The key, he said, is to find compromise. But that also means running proposals past a House Democratic caucus that includes some wary of these and other collective bargaining changes.
“That’s a huge hurdle,” he said.

The Republican budget incorporated proposals from the fiscal stability panel and from the Connecticut Conference of Municipalities regarding collective bargaining.
It would shield a portion of a city or town’s emergency reserve from being considered in the binding arbitration process when calculating a municipality’s ability to cover employee raises, and it would prohibit communities from entering into contracts that restrict their ability to employ volunteer services.
“It’s the same tired story,” said Lori J. Pelletier, the AFL-CIO president, who says these types of proposals vilify public-sector workers for problems they did not create. “Why can’t we work together?”
Between 1939 and 1984 the state saved little in advance of state employee retirements to cover pension benefits, forfeiting huge investment earnings, according to a 2014 report by the Center for Retirement Research at Boston College.
That only changed after employee unions took the state to court and the two sides negotiated a new way to save for pensions.
“When that didn’t happen, nobody paid attention to” properly saving for pensions, Pelletier said.

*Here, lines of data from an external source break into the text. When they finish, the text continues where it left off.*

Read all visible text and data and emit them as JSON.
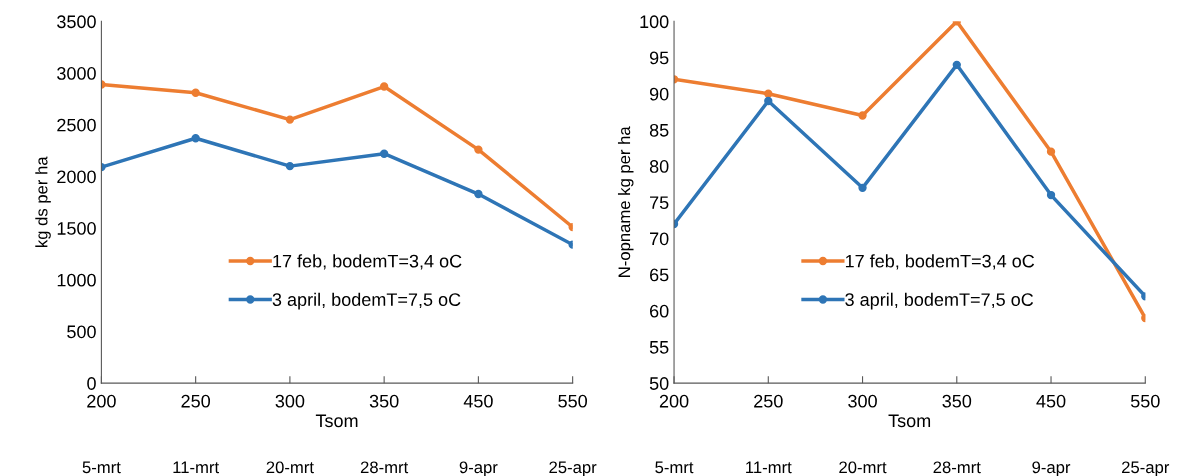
{
  "chart_data": [
    {
      "type": "line",
      "xlabel": "Tsom",
      "ylabel": "kg ds per ha",
      "categories": [
        "200",
        "250",
        "300",
        "350",
        "450",
        "550"
      ],
      "series": [
        {
          "name": "17 feb, bodemT=3,4 oC",
          "color": "#ed7d31",
          "values": [
            2890,
            2810,
            2550,
            2870,
            2260,
            1510
          ]
        },
        {
          "name": "3 april, bodemT=7,5 oC",
          "color": "#2e75b6",
          "values": [
            2090,
            2370,
            2100,
            2220,
            1830,
            1340
          ]
        }
      ],
      "ylim": [
        0,
        3500
      ],
      "yticks": [
        0,
        500,
        1000,
        1500,
        2000,
        2500,
        3000,
        3500
      ],
      "grid": false,
      "legend": "center right",
      "marker": "circle",
      "line_style": "solid",
      "annotations": [
        "5-mrt",
        "11-mrt",
        "20-mrt",
        "28-mrt",
        "9-apr",
        "25-apr"
      ]
    },
    {
      "type": "line",
      "xlabel": "Tsom",
      "ylabel": "N-opname kg per ha",
      "categories": [
        "200",
        "250",
        "300",
        "350",
        "450",
        "550"
      ],
      "series": [
        {
          "name": "17 feb, bodemT=3,4 oC",
          "color": "#ed7d31",
          "values": [
            92,
            90,
            87,
            100,
            82,
            59
          ]
        },
        {
          "name": "3 april, bodemT=7,5 oC",
          "color": "#2e75b6",
          "values": [
            72,
            89,
            77,
            94,
            76,
            62
          ]
        }
      ],
      "ylim": [
        50,
        100
      ],
      "yticks": [
        50,
        55,
        60,
        65,
        70,
        75,
        80,
        85,
        90,
        95,
        100
      ],
      "grid": false,
      "legend": "center right",
      "marker": "circle",
      "line_style": "solid",
      "annotations": [
        "5-mrt",
        "11-mrt",
        "20-mrt",
        "28-mrt",
        "9-apr",
        "25-apr"
      ]
    }
  ]
}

But the fiscal stability panel noted that Connecticut now is a national outlier and few states negotiate retirement benefits.
Though this was a major sticking point to a bipartisan budget deal, sources close to the talks said there were a few other issues.

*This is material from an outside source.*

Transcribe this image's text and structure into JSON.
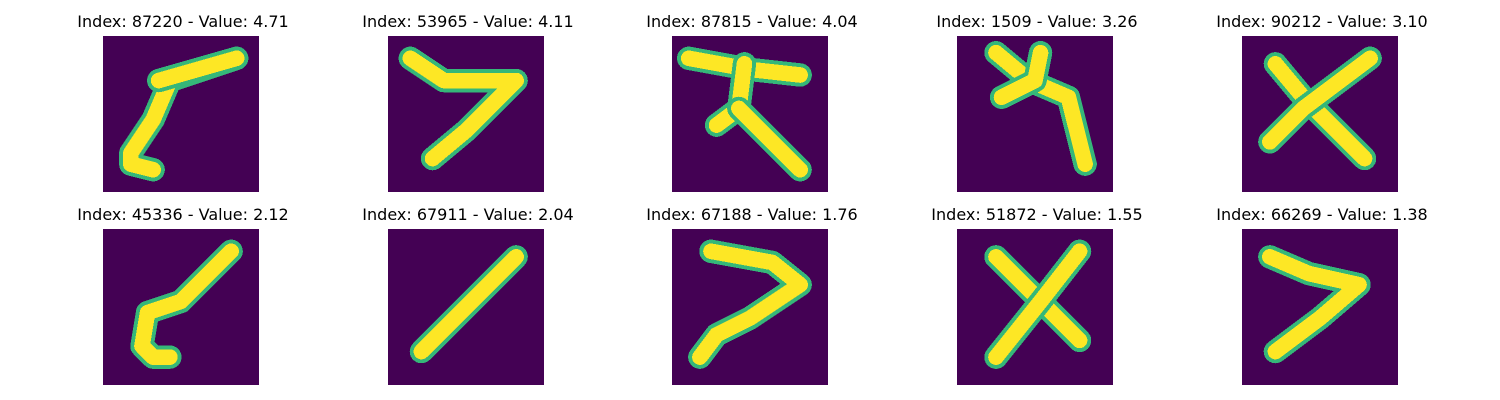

A Republican proposal to freeze hiring and reduce departmental salary accounts by more than $80 million had some Democrats wary agencies would lack the staff to carry out vital programs.
The GOP moved to take another problem off the table earlier in the day Tuesday when it agreed to support a proposal from progressive Democrats to restore $12 million to the federal Medicaid-funded health insurance program for poor adults, Husky A.

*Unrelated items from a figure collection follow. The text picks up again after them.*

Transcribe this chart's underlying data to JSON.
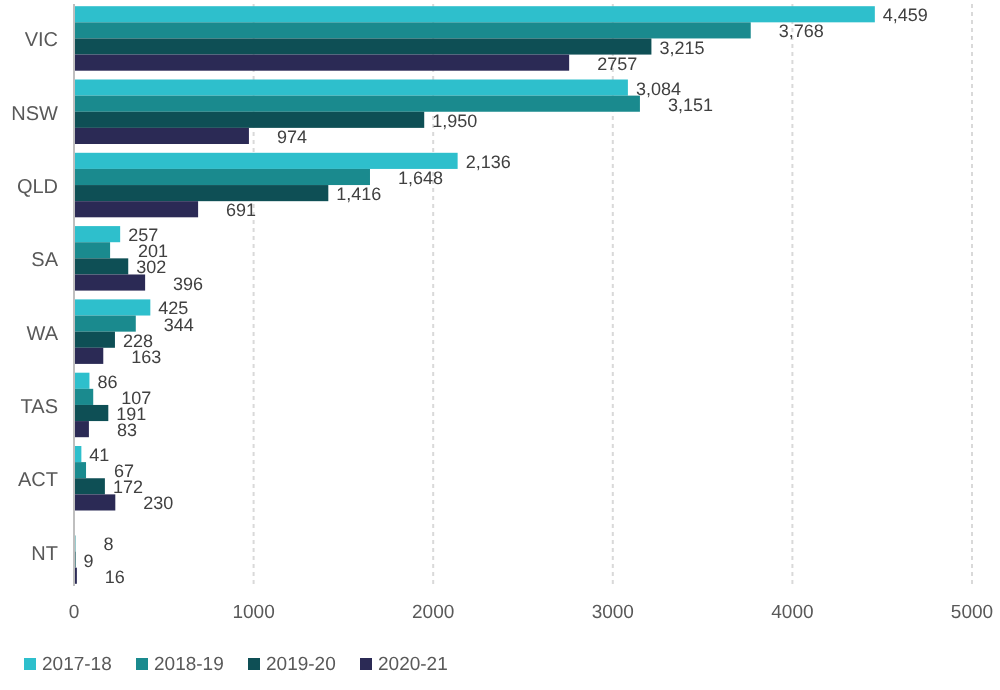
{
  "chart_data": {
    "type": "bar",
    "orientation": "horizontal",
    "categories": [
      "VIC",
      "NSW",
      "QLD",
      "SA",
      "WA",
      "TAS",
      "ACT",
      "NT"
    ],
    "series": [
      {
        "name": "2017-18",
        "color": "#2ebfcc",
        "values": [
          4459,
          3084,
          2136,
          257,
          425,
          86,
          41,
          null
        ],
        "value_labels": [
          "4,459",
          "3,084",
          "2,136",
          "257",
          "425",
          "86",
          "41",
          null
        ]
      },
      {
        "name": "2018-19",
        "color": "#1a8a8e",
        "values": [
          3768,
          3151,
          1648,
          201,
          344,
          107,
          67,
          8
        ],
        "value_labels": [
          "3,768",
          "3,151",
          "1,648",
          "201",
          "344",
          "107",
          "67",
          "8"
        ]
      },
      {
        "name": "2019-20",
        "color": "#0e4f55",
        "values": [
          3215,
          1950,
          1416,
          302,
          228,
          191,
          172,
          9
        ],
        "value_labels": [
          "3,215",
          "1,950",
          "1,416",
          "302",
          "228",
          "191",
          "172",
          "9"
        ]
      },
      {
        "name": "2020-21",
        "color": "#2b2a55",
        "values": [
          2757,
          974,
          691,
          396,
          163,
          83,
          230,
          16
        ],
        "value_labels": [
          "2757",
          "974",
          "691",
          "396",
          "163",
          "83",
          "230",
          "16"
        ]
      }
    ],
    "xlim": [
      0,
      5000
    ],
    "xticks": [
      0,
      1000,
      2000,
      3000,
      4000,
      5000
    ],
    "grid": "x",
    "legend": "bottom left"
  }
}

Advocates say this funding would enable approximately 13,500 adults from households earning between 155 and 138 percent of the federal poverty level to retain state-sponsored coverage.
The two sides also had agreed, sources said, to:
- Mitigate most of the cuts to the Medicare Savings Program, a medical assistance program for seniors and the disabled — without imposing any asset test as discussed earlier this year.
- Restore most of the $94 million in municipal aid compared with the current fiscal year, returning funds for poor, middle-income and wealthy communities. The budget also would prohibit the governor from reducing municipal aid while trying to meet legislative directives to achieve savings after the budget is in force.
- Defer plans to lock into bonding covenants with investors new statutory caps on spending and borrowing adopted by the legislature last October.
The administration had been tasked with achieving unprecedented savings targets this fiscal year and Malloy — who has met those directives — has said on several occasions that he had no other option but to include town aid on a broad list of programs that had to be reduced.
“I don’t know what they want,” the governor said late Tuesday. “There seems to be a movement to spend more money, not less.”
Both parties’ budget proposals would spend about $206 million more than is authorized in the preliminary 2018-19 budget lawmakers enacted last spring. Both plans also would tap roughly $300 million of this spring’s unanticipated, $1.3 billion state income tax windfall.
The legislature was supposed to save those funds, which were identified through a new “volatility cap” system.
The rationale for this new system is that the capital gains portion of the income tax represents one of the most volatile revenue streams in the state budget. Since the income tax was enacted in 1991, this component frequently varies from year to year by double-digit percentages. In other words, Connecticut cannot assume that if revenues in this area surge dramatically this spring they will do so again one year from now.